Да, она быстро бегала. Но я теперь бегал быстрее, и я знал это. Ежедневные тренировки развили во мне выносливость, которую я не мог себе даже представить.
Джой, слаженно и легко работая руками и ногами, в какой-то момент обернулась. Я бежал прямо позади и дышал легко и свободно. На лице ее отразилось удивление, даже шок. Она поднажала и снова обернулась. Я был так близко, что видел бисеринки пота на ее нежной шее. Когда мы сравнялись, она пропыхтела:
– Тебя что, орел на спине подвез?
– Да, братишка мой. Двоюродный, – улыбнулся я, послал ей воздушный поцелуй и обогнал ее.
Я уже пробежал поворот и половину обратного пути, когда заметил, что Джой отстала почти на сотню метров. Мне стало ее жалко. Я остановился, присел, сорвал цветок дикой горчицы, понюхал.
– Прекрасный денек, не правда ли? – спросил я, когда она приблизилась.
– Знаешь, это напоминает мне одну басню, про черепаху… и зайца.
С этими словами она рванула вперед с поистине невероятной скоростью.
Я удивленно подпрыгнул и устремился за ней. Дистанция между нами сокращалась медленно, но верно. Она почти добежала до края луга. Я все еще был позади, неумолимо настигая ее. Скоро я уже слышал ее дыхание. Шея к шее, плечом к плечу мы неслись последние пятнадцать метров. Потом она протянула руку и схватила мою ладонь; мы замедлились, расхохотались и свалились прямо на арбуз, аккуратно нарезанный Сократом. Семечки брызнули во все стороны.
Сократ, спустившийся со своего дерева, зааплодировал, когда я перевернулся лицом в арбуз, измазав щеки сладким соком. Джой, дурачась, жеманно залепетала:
– Милый, не надо так краснеть. Все-таки ты меня, старушку, почти победил.
Сок капал с моего лица. Вытирая его и облизывая пальцы, я ответил:
– Нет, малышка, даже старичок-дурачок заметил бы, что я таки победил.
– Здесь только один дурачок, – проворчал Сократ. – И он только что уничтожил наш арбуз.
Мы все расхохотались, я повернулся к Джой. Никогда еще я не любил эту девушку так сильно. Но, увидев, как она на меня смотрит, я сразу перестал смеяться. Она взяла меня за руку и подвела к краю луга, за которым простирались зеленые холмы Тильден-парка.
– Дэнни, я должна кое-что тебе сказать. Ты очень особенный для меня человек. Но Сократ говорит, что…

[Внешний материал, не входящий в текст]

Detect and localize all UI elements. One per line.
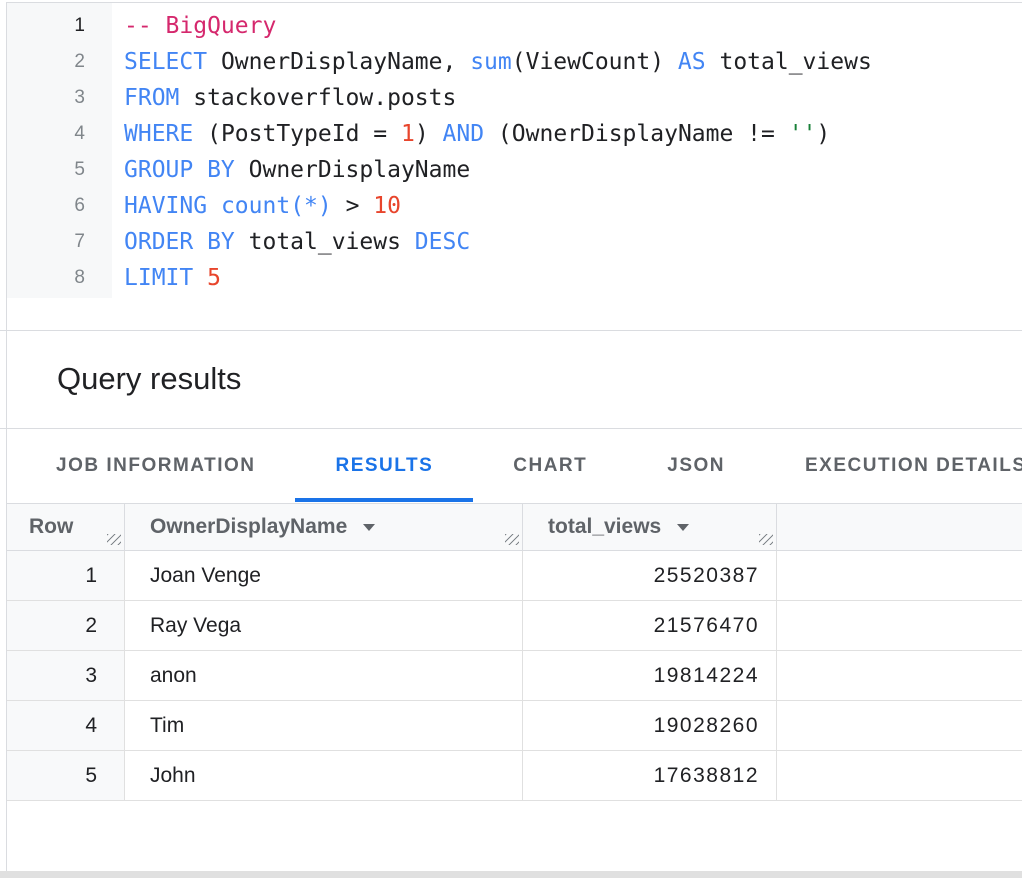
cell-total-views: 25520387: [523, 551, 777, 600]
table-header-filler: [777, 504, 1022, 550]
tab-results[interactable]: RESULTS: [295, 429, 473, 502]
table-row: 3 anon 19814224: [7, 651, 1022, 701]
code-line: 2 SELECT OwnerDisplayName, sum(ViewCount…: [7, 44, 1022, 80]
code-text: -- BigQuery: [112, 8, 276, 44]
tab-json[interactable]: JSON: [627, 429, 765, 502]
code-line: 7 ORDER BY total_views DESC: [7, 224, 1022, 260]
code-text: HAVING count(*) > 10: [112, 188, 401, 224]
code-line: 6 HAVING count(*) > 10: [7, 188, 1022, 224]
line-number: 3: [7, 80, 112, 116]
results-table: Row OwnerDisplayName total_views 1 Joan …: [7, 503, 1022, 801]
bottom-edge-bar: [0, 871, 1022, 878]
code-text: GROUP BY OwnerDisplayName: [112, 152, 470, 188]
line-number: 7: [7, 224, 112, 260]
column-header-label: total_views: [548, 515, 661, 539]
column-resize-grip-icon[interactable]: [107, 534, 121, 545]
column-dropdown-icon[interactable]: [677, 524, 689, 531]
tab-label: EXECUTION DETAILS: [805, 455, 1022, 477]
line-number: 1: [7, 8, 112, 44]
column-resize-grip-icon[interactable]: [505, 534, 519, 545]
code-text: ORDER BY total_views DESC: [112, 224, 470, 260]
sql-editor[interactable]: 1 -- BigQuery 2 SELECT OwnerDisplayName,…: [7, 3, 1022, 330]
tab-execution-details[interactable]: EXECUTION DETAILS: [765, 429, 1022, 502]
line-number: 6: [7, 188, 112, 224]
cell-owner-display-name: Tim: [125, 701, 523, 750]
cell-row-number: 5: [7, 751, 125, 800]
column-header-ownerdisplayname: OwnerDisplayName: [125, 504, 523, 550]
code-lines: 1 -- BigQuery 2 SELECT OwnerDisplayName,…: [7, 8, 1022, 296]
cell-total-views: 17638812: [523, 751, 777, 800]
cell-row-number: 2: [7, 601, 125, 650]
cell-filler: [777, 701, 1022, 750]
table-row: 5 John 17638812: [7, 751, 1022, 801]
cell-total-views: 19028260: [523, 701, 777, 750]
code-line: 8 LIMIT 5: [7, 260, 1022, 296]
page-title: Query results: [57, 331, 241, 427]
cell-filler: [777, 651, 1022, 700]
code-text: LIMIT 5: [112, 260, 221, 296]
code-text: WHERE (PostTypeId = 1) AND (OwnerDisplay…: [112, 116, 830, 152]
active-tab-underline: [295, 498, 473, 502]
code-line: 4 WHERE (PostTypeId = 1) AND (OwnerDispl…: [7, 116, 1022, 152]
line-number: 5: [7, 152, 112, 188]
code-text: FROM stackoverflow.posts: [112, 80, 456, 116]
column-header-label: Row: [29, 515, 73, 539]
code-line: 1 -- BigQuery: [7, 8, 1022, 44]
code-text: SELECT OwnerDisplayName, sum(ViewCount) …: [112, 44, 872, 80]
code-line: 5 GROUP BY OwnerDisplayName: [7, 152, 1022, 188]
table-row: 1 Joan Venge 25520387: [7, 551, 1022, 601]
cell-row-number: 4: [7, 701, 125, 750]
tab-chart[interactable]: CHART: [473, 429, 627, 502]
line-number: 8: [7, 260, 112, 296]
cell-filler: [777, 751, 1022, 800]
table-header-row: Row OwnerDisplayName total_views: [7, 503, 1022, 551]
cell-total-views: 19814224: [523, 651, 777, 700]
tab-label: JOB INFORMATION: [56, 455, 255, 477]
tab-label: JSON: [667, 455, 725, 477]
line-number: 4: [7, 116, 112, 152]
table-body: 1 Joan Venge 25520387 2 Ray Vega 2157647…: [7, 551, 1022, 801]
cell-owner-display-name: John: [125, 751, 523, 800]
column-header-label: OwnerDisplayName: [150, 515, 347, 539]
cell-owner-display-name: Ray Vega: [125, 601, 523, 650]
line-number: 2: [7, 44, 112, 80]
column-resize-grip-icon[interactable]: [759, 534, 773, 545]
cell-total-views: 21576470: [523, 601, 777, 650]
tab-job-information[interactable]: JOB INFORMATION: [16, 429, 295, 502]
code-line: 3 FROM stackoverflow.posts: [7, 80, 1022, 116]
column-header-row: Row: [7, 504, 125, 550]
tab-label: CHART: [513, 455, 587, 477]
tab-bar: JOB INFORMATION RESULTS CHART JSON EXECU…: [16, 429, 1022, 502]
cell-owner-display-name: anon: [125, 651, 523, 700]
column-header-total-views: total_views: [523, 504, 777, 550]
cell-filler: [777, 601, 1022, 650]
cell-owner-display-name: Joan Venge: [125, 551, 523, 600]
tab-label: RESULTS: [335, 455, 433, 477]
table-row: 2 Ray Vega 21576470: [7, 601, 1022, 651]
cell-row-number: 3: [7, 651, 125, 700]
table-row: 4 Tim 19028260: [7, 701, 1022, 751]
cell-filler: [777, 551, 1022, 600]
column-dropdown-icon[interactable]: [363, 524, 375, 531]
cell-row-number: 1: [7, 551, 125, 600]
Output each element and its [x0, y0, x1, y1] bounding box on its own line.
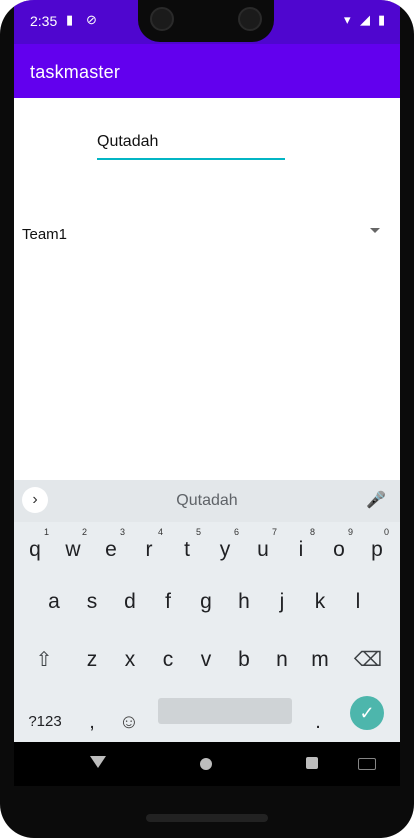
team-spinner[interactable]: Team1	[14, 218, 400, 252]
key-b[interactable]: b	[226, 640, 262, 680]
phone-frame: 2:35 ▮ ⊘ ▾ ◢ ▮ taskmaster Qutadah Team1 …	[0, 0, 414, 838]
front-camera-icon	[150, 7, 174, 31]
keyboard-switch-icon[interactable]	[358, 758, 376, 770]
soft-keyboard: › Qutadah 🎤 q w e r t y u i o p 1 2 3 4 …	[14, 480, 400, 742]
enter-check-icon[interactable]: ✓	[350, 696, 384, 730]
recents-icon[interactable]	[306, 757, 318, 769]
key-m[interactable]: m	[302, 640, 338, 680]
key-s[interactable]: s	[74, 582, 110, 622]
key-a[interactable]: a	[36, 582, 72, 622]
key-x[interactable]: x	[112, 640, 148, 680]
sd-card-icon: ▮	[66, 12, 74, 27]
key-v[interactable]: v	[188, 640, 224, 680]
key-l[interactable]: l	[340, 582, 376, 622]
name-input[interactable]: Qutadah	[97, 130, 285, 160]
key-h[interactable]: h	[226, 582, 262, 622]
key-d[interactable]: d	[112, 582, 148, 622]
microphone-icon[interactable]: 🎤	[366, 490, 386, 510]
bottom-speaker	[146, 814, 268, 822]
screen: 2:35 ▮ ⊘ ▾ ◢ ▮ taskmaster Qutadah Team1 …	[14, 0, 400, 786]
symbols-key[interactable]: ?123	[20, 702, 70, 742]
key-n[interactable]: n	[264, 640, 300, 680]
comma-key[interactable]: ,	[80, 702, 104, 742]
app-title: taskmaster	[30, 62, 121, 82]
key-f[interactable]: f	[150, 582, 186, 622]
camera-notch	[138, 0, 274, 42]
hint-0: 0	[384, 527, 390, 537]
signal-icon: ◢	[360, 12, 370, 27]
team-spinner-value: Team1	[22, 226, 68, 243]
period-key[interactable]: .	[306, 702, 330, 742]
shift-key-icon[interactable]: ⇧	[26, 640, 62, 680]
wifi-icon: ▾	[344, 12, 351, 27]
home-icon[interactable]	[200, 758, 212, 770]
space-key[interactable]	[158, 698, 292, 724]
status-bar: 2:35 ▮ ⊘ ▾ ◢ ▮	[14, 0, 400, 44]
status-time: 2:35	[30, 13, 58, 29]
suggestion-strip: › Qutadah 🎤	[14, 480, 400, 522]
suggestion-text[interactable]: Qutadah	[14, 492, 400, 510]
no-sim-icon: ⊘	[86, 12, 97, 27]
key-g[interactable]: g	[188, 582, 224, 622]
battery-icon: ▮	[378, 12, 386, 27]
name-input-value: Qutadah	[97, 133, 159, 150]
key-z[interactable]: z	[74, 640, 110, 680]
back-icon[interactable]	[90, 756, 106, 768]
emoji-icon[interactable]: ☺	[114, 702, 144, 742]
key-c[interactable]: c	[150, 640, 186, 680]
app-bar: taskmaster	[14, 44, 400, 98]
key-j[interactable]: j	[264, 582, 300, 622]
navigation-bar	[14, 742, 400, 786]
key-k[interactable]: k	[302, 582, 338, 622]
front-camera-icon	[238, 7, 262, 31]
dropdown-arrow-icon[interactable]	[370, 228, 380, 233]
backspace-icon[interactable]: ⌫	[350, 640, 386, 680]
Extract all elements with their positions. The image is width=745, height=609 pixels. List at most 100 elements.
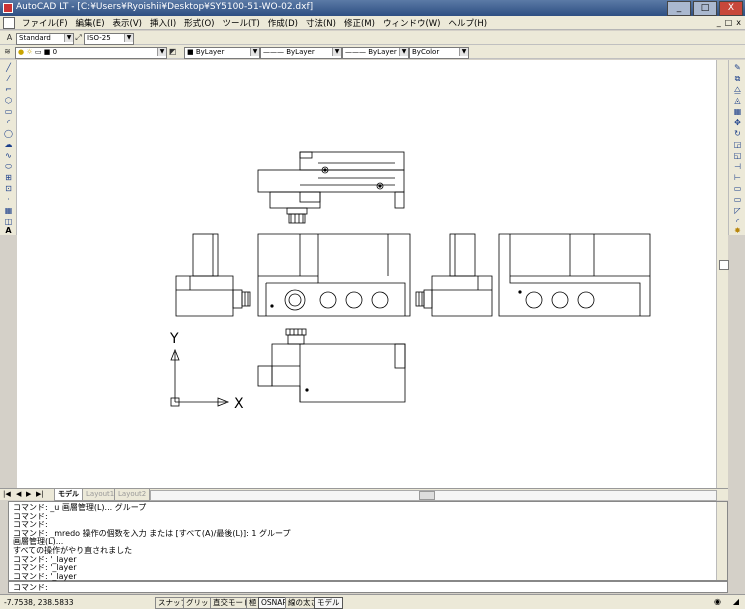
move-icon[interactable]: ✥	[733, 118, 742, 127]
hscroll-thumb[interactable]	[419, 491, 435, 500]
sun-icon: ☼	[26, 48, 33, 56]
menu-help[interactable]: ヘルプ(H)	[445, 17, 492, 29]
make-block-icon[interactable]: ⊡	[4, 184, 13, 193]
multiline-text-icon[interactable]: A	[4, 226, 13, 235]
menu-view[interactable]: 表示(V)	[109, 17, 146, 29]
document-controls: _ □ x	[717, 18, 741, 27]
dim-style-select[interactable]: ISO-25 ▼	[84, 33, 134, 45]
chamfer-icon[interactable]: ◸	[733, 206, 742, 215]
rectangle-icon[interactable]: ▭	[4, 107, 13, 116]
break-icon[interactable]: ▭	[733, 184, 742, 193]
draw-toolbar: ╱ ⁄ ⌐ ⬡ ▭ ◜ ◯ ☁ ∿ ⬭ ⊞ ⊡ · ▦ ◫ A	[0, 60, 17, 235]
doc-restore-button[interactable]: □	[725, 18, 733, 27]
hatch-icon[interactable]: ▦	[4, 206, 13, 215]
command-input[interactable]: コマンド:	[8, 581, 728, 593]
join-icon[interactable]: ▭	[733, 195, 742, 204]
menu-format[interactable]: 形式(O)	[180, 17, 218, 29]
dim-style-icon[interactable]: ⤢	[74, 33, 83, 42]
spline-icon[interactable]: ∿	[4, 151, 13, 160]
title-bar: AutoCAD LT - [C:¥Users¥Ryoishii¥Desktop¥…	[0, 0, 745, 16]
menu-tools[interactable]: ツール(T)	[218, 17, 263, 29]
polyline-icon[interactable]: ⌐	[4, 85, 13, 94]
maximize-button[interactable]: □	[693, 1, 717, 16]
trim-icon[interactable]: ⊣	[733, 162, 742, 171]
menu-insert[interactable]: 挿入(I)	[146, 17, 180, 29]
prev-tab-icon[interactable]: ◀	[16, 490, 21, 498]
model-toggle[interactable]: モデル	[314, 597, 343, 609]
lineweight-sample: ———	[345, 48, 366, 56]
arc-icon[interactable]: ◜	[4, 118, 13, 127]
revision-cloud-icon[interactable]: ☁	[4, 140, 13, 149]
menu-window[interactable]: ウィンドウ(W)	[379, 17, 445, 29]
insert-block-icon[interactable]: ⊞	[4, 173, 13, 182]
app-icon[interactable]	[3, 3, 13, 13]
tray-icon[interactable]: ◉	[714, 597, 721, 606]
erase-icon[interactable]: ✎	[733, 63, 742, 72]
command-scrollbar[interactable]	[716, 502, 727, 580]
layers-toolbar: ≋ ● ☼ ▭ ■ 0 ▼ ◩ ■ ByLayer ▼ ——— ByLayer …	[0, 45, 745, 59]
polygon-icon[interactable]: ⬡	[4, 96, 13, 105]
lineweight-select[interactable]: ——— ByLayer ▼	[342, 47, 409, 59]
command-line: コマンド:	[13, 511, 48, 521]
command-history[interactable]: コマンド: _u 画層管理(L)... グループ コマンド: コマンド: コマン…	[8, 501, 728, 581]
color-select[interactable]: ■ ByLayer ▼	[184, 47, 260, 59]
linetype-select[interactable]: ——— ByLayer ▼	[260, 47, 342, 59]
scroll-thumb[interactable]	[719, 260, 729, 270]
stretch-icon[interactable]: ◱	[733, 151, 742, 160]
chevron-down-icon: ▼	[157, 48, 166, 56]
window-controls: _ □ X	[667, 1, 743, 16]
next-tab-icon[interactable]: ▶	[26, 490, 31, 498]
minimize-button[interactable]: _	[667, 1, 691, 16]
right-side-view	[415, 233, 493, 317]
plotstyle-value: ByColor	[412, 48, 440, 56]
extend-icon[interactable]: ⊢	[733, 173, 742, 182]
region-icon[interactable]: ◫	[4, 217, 13, 226]
ellipse-icon[interactable]: ⬭	[4, 162, 13, 171]
array-icon[interactable]: ▦	[733, 107, 742, 116]
text-style-select[interactable]: Standard ▼	[16, 33, 74, 45]
text-style-icon[interactable]: A	[5, 33, 14, 42]
scale-icon[interactable]: ◲	[733, 140, 742, 149]
tab-layout1[interactable]: Layout1	[82, 489, 119, 501]
color-value: ByLayer	[195, 48, 225, 56]
doc-minimize-button[interactable]: _	[717, 18, 721, 27]
layer-manager-icon[interactable]: ≋	[3, 47, 12, 56]
plotstyle-select[interactable]: ByColor ▼	[409, 47, 469, 59]
explode-icon[interactable]: ✸	[733, 226, 742, 235]
menu-file[interactable]: ファイル(F)	[18, 17, 72, 29]
copy-icon[interactable]: ⧉	[733, 74, 742, 83]
rotate-icon[interactable]: ↻	[733, 129, 742, 138]
fillet-icon[interactable]: ◜	[733, 217, 742, 226]
chevron-down-icon: ▼	[124, 34, 133, 42]
left-side-view	[175, 233, 251, 317]
first-tab-icon[interactable]: |◀	[3, 490, 11, 498]
tab-model[interactable]: モデル	[54, 489, 83, 501]
layer-select[interactable]: ● ☼ ▭ ■ 0 ▼	[15, 47, 167, 59]
menu-draw[interactable]: 作成(D)	[264, 17, 302, 29]
construction-line-icon[interactable]: ⁄	[4, 74, 13, 83]
window-title: AutoCAD LT - [C:¥Users¥Ryoishii¥Desktop¥…	[16, 2, 314, 12]
document-icon[interactable]	[3, 16, 15, 29]
chevron-down-icon: ▼	[64, 34, 73, 42]
modify-toolbar: ✎ ⧉ ⧋ ◬ ▦ ✥ ↻ ◲ ◱ ⊣ ⊢ ▭ ▭ ◸ ◜ ✸	[728, 60, 745, 235]
circle-icon[interactable]: ◯	[4, 129, 13, 138]
chevron-down-icon: ▼	[459, 48, 468, 56]
last-tab-icon[interactable]: ▶|	[36, 490, 44, 498]
menu-bar: ファイル(F) 編集(E) 表示(V) 挿入(I) 形式(O) ツール(T) 作…	[0, 16, 745, 30]
menu-edit[interactable]: 編集(E)	[72, 17, 109, 29]
mirror-icon[interactable]: ⧋	[733, 85, 742, 94]
tab-layout2[interactable]: Layout2	[114, 489, 151, 501]
menu-modify[interactable]: 修正(M)	[340, 17, 379, 29]
close-button[interactable]: X	[719, 1, 743, 16]
drawing-area[interactable]: Y X	[17, 60, 728, 488]
vertical-scrollbar[interactable]	[716, 60, 729, 488]
menu-dimension[interactable]: 寸法(N)	[302, 17, 340, 29]
layer-color-swatch: ■	[43, 48, 51, 56]
horizontal-scrollbar[interactable]	[150, 490, 717, 501]
doc-close-button[interactable]: x	[736, 18, 741, 27]
offset-icon[interactable]: ◬	[733, 96, 742, 105]
line-tool-icon[interactable]: ╱	[4, 63, 13, 72]
make-current-icon[interactable]: ◩	[168, 47, 177, 56]
bottom-view	[257, 328, 406, 403]
point-icon[interactable]: ·	[4, 195, 13, 204]
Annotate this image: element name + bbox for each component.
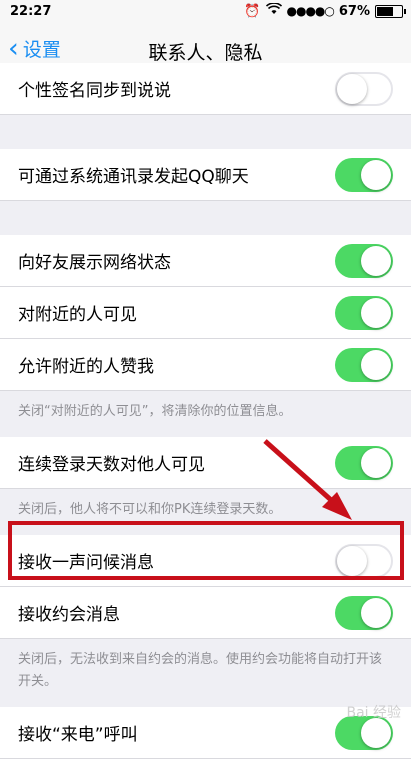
watermark: Bai 经验 bbox=[346, 705, 401, 721]
annotation-arrow bbox=[263, 439, 352, 520]
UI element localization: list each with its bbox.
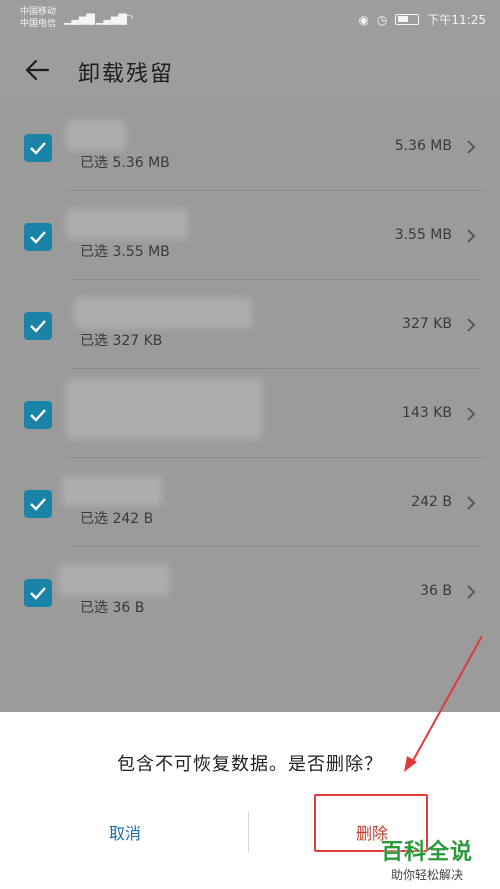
item-size: 327 KB	[402, 316, 452, 332]
page-title: 卸载残留	[78, 62, 175, 87]
item-size: 36 B	[420, 583, 452, 599]
carrier-2: 中国电信	[20, 19, 57, 29]
checkbox[interactable]	[24, 579, 52, 607]
status-bar: 中国移动 中国电信 ▁▃▅▇ ▁▃▅▇ ◠ ◉ ◷ 下午11:25	[0, 0, 500, 40]
status-right: ◉ ◷ 下午11:25	[358, 11, 486, 28]
list-item[interactable]: 已选 327 KB 327 KB	[0, 280, 500, 369]
signal-icon: ▁▃▅▇	[64, 12, 95, 25]
item-size: 143 KB	[402, 405, 452, 421]
wifi-icon: ◠	[124, 12, 134, 25]
check-icon	[30, 409, 46, 422]
clock: 下午11:25	[427, 13, 486, 27]
checkbox[interactable]	[24, 134, 52, 162]
item-selected: 已选 5.36 MB	[80, 155, 170, 171]
chevron-right-icon[interactable]	[464, 583, 478, 601]
check-icon	[30, 231, 46, 244]
item-selected: 已选 242 B	[80, 511, 154, 527]
check-icon	[30, 587, 46, 600]
list-item[interactable]: 已选 36 B 36 B	[0, 547, 500, 636]
checkbox[interactable]	[24, 490, 52, 518]
list-item[interactable]: 已选 5.36 MB 5.36 MB	[0, 102, 500, 191]
watermark: 百科全说 助你轻松解决	[368, 834, 486, 883]
item-name-blurred	[74, 298, 252, 328]
residue-list: 已选 5.36 MB 5.36 MB 已选 3.55 MB 3.55 MB 已选…	[0, 102, 500, 636]
app-header: 卸载残留	[0, 40, 500, 102]
watermark-slogan: 助你轻松解决	[390, 868, 463, 882]
carrier-1: 中国移动	[20, 7, 57, 17]
list-item[interactable]: 已选 242 B 242 B	[0, 458, 500, 547]
chevron-right-icon[interactable]	[464, 405, 478, 423]
chevron-right-icon[interactable]	[464, 316, 478, 334]
carrier-labels: 中国移动 中国电信	[20, 6, 56, 30]
check-icon	[30, 142, 46, 155]
item-name-blurred	[66, 209, 188, 239]
item-selected: 已选 3.55 MB	[80, 244, 170, 260]
item-selected: 已选 36 B	[80, 600, 145, 616]
button-divider	[248, 812, 249, 852]
list-item[interactable]: 已选 3.55 MB 3.55 MB	[0, 191, 500, 280]
chevron-right-icon[interactable]	[464, 138, 478, 156]
eye-icon: ◉	[358, 12, 369, 27]
signal-icon: ▁▃▅▇	[96, 12, 127, 25]
watermark-logo: 百科全说	[380, 840, 473, 865]
check-icon	[30, 320, 46, 333]
chevron-right-icon[interactable]	[464, 227, 478, 245]
chevron-right-icon[interactable]	[464, 494, 478, 512]
cancel-button[interactable]: 取消	[50, 814, 200, 854]
list-item[interactable]: 143 KB	[0, 369, 500, 458]
back-arrow-icon[interactable]	[22, 54, 54, 86]
check-icon	[30, 498, 46, 511]
item-selected: 已选 327 KB	[80, 333, 163, 349]
item-size: 5.36 MB	[394, 138, 452, 154]
item-name-blurred	[58, 565, 170, 595]
item-size: 242 B	[411, 494, 452, 510]
dialog-message: 包含不可恢复数据。是否删除？	[117, 754, 383, 775]
checkbox[interactable]	[24, 312, 52, 340]
item-name-blurred	[66, 379, 262, 439]
item-name-blurred	[62, 476, 162, 506]
item-name-blurred	[66, 120, 126, 150]
alarm-icon: ◷	[376, 12, 388, 27]
item-size: 3.55 MB	[394, 227, 452, 243]
checkbox[interactable]	[24, 401, 52, 429]
checkbox[interactable]	[24, 223, 52, 251]
battery-icon	[395, 14, 420, 25]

Она обернулась, он медленно покачал головой.
– …в общем, твой путь недостаточно широк, чтобы мы могли пойти по нему вместе. По крайней мере, на данном этапе. А еще мне многое предстоит сделать.
Сердце мое сильно забилось. Надвигалось что-то темное и страшное. Будто кусок жизни откололся и разбился на мелкие кусочки.
– Я тебя не отпущу. Мне все равно, что там говорит Сократ или кто бы то ни было.
Глаза Джой наполнились слезами:
– О, Дэнни, я надеюсь, что когда-нибудь… Но Сократ сказал, что будет лучше, если ты меня забудешь.
Я смотрел в ее сияющие глаза. В последний раз. Сзади подошел Сократ. Он легко дотронулся до моей шеи у самого основания черепа. Все померкло, и я разом забыл о том, что когда-то знал девушку по имени Джой.